これを具体化する過程で、慶応4年(1868年)3月から段階的に出されたのが神仏分離令である。これは、古代以来続いていた神道と仏教が融合した「神仏習合」の慣習を禁じ、神社から仏教的な要素(仏像や仏具、僧侶など)を完全に排除しようとするものであった。しかし、この政策は一般庶民や一部の過激な志士たちによる激しい仏教弾圧運動、すなわち廃仏毀釈(はいぶつきしゃく)を引き起こすこととなった。各地で由緒ある寺院が取り壊され、貴重な仏像や経典が破壊・焼却されるなど、日本の伝統文化に多大な被害をもたらした。
「大教宣布の詔」と国教化政策の挫折
明治3年(1870年)正月、政府は大教宣布の詔(たいきょうせんぷのみことのり)を発し、神道を「大教(国家の公式な宗教)」として全国民に普及させる国教化政策を本格化させた。翌年には神社の国家管理化を進めるため「神社は国家の宗祀」とする太政官達が出され、社格制度が整備された。
さらに政府は、宣教師(のちに教導職)を任命し、民間への教化運動を展開した。この運動では、神官のみならず仏教の僧侶も動員して「神仏共同布教」が行われた。教化の基準として示された「三条の教憲」(敬神愛国、天理人道、皇上奉戴)は、あまりにも抽象的であり、キリスト教などの近代思想に対抗するには教理としての魅力に欠けていた。
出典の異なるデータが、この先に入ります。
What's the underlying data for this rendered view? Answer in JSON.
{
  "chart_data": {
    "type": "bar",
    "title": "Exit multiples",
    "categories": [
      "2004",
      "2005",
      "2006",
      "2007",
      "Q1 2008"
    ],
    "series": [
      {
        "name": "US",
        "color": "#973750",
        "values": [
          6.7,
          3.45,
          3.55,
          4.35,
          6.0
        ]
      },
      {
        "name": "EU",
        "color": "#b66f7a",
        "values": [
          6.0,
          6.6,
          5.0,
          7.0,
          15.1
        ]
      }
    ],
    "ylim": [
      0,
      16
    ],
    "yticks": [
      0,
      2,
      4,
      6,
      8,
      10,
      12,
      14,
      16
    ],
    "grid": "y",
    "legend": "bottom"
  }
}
加えて、仏教側が主導権を握ろうとする動きを見せたことで両者の対立が激化し、宣教運動は実質的な成果を上げられないまま、1875年には共同布教が廃止されるに至った。
国家神道体制への再編
神道国教化政策の挫折には、国際的な要因も大きく影響していた。当時、明治政府は江戸幕府が結んだ不平等条約の改正を悲願としていたが、欧米列強からはキリスト教禁制の撤廃や信教の自由の保障を強く要求されていた。この外圧に抗しきれず、政府は明治6年(1873年)にキリスト教禁制の制札を撤去(黙認へと転換)せざるを得なくなった。
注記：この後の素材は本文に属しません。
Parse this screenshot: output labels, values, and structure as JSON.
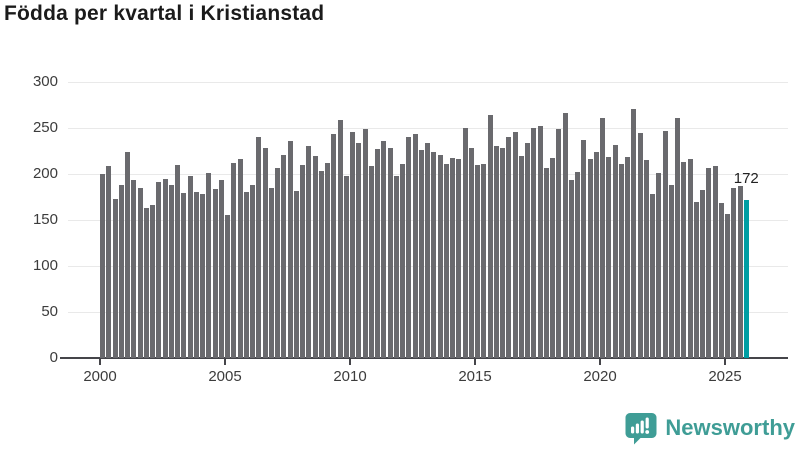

これ以降、政府は「神道は宗教ではなく、国家の祭祀・儀礼である」という論理(非宗教説)を編み出し、すべての国民に崇敬を義務付ける方針へと転換していった。この妥協の産物として生まれたのが、のちの大日本帝国憲法第28条における「信教の自由(ただし安寧秩序を妨げず、臣民の義務に背かざる限りに於て)」の規定と、それを超越する存在としての国家神道体制であった。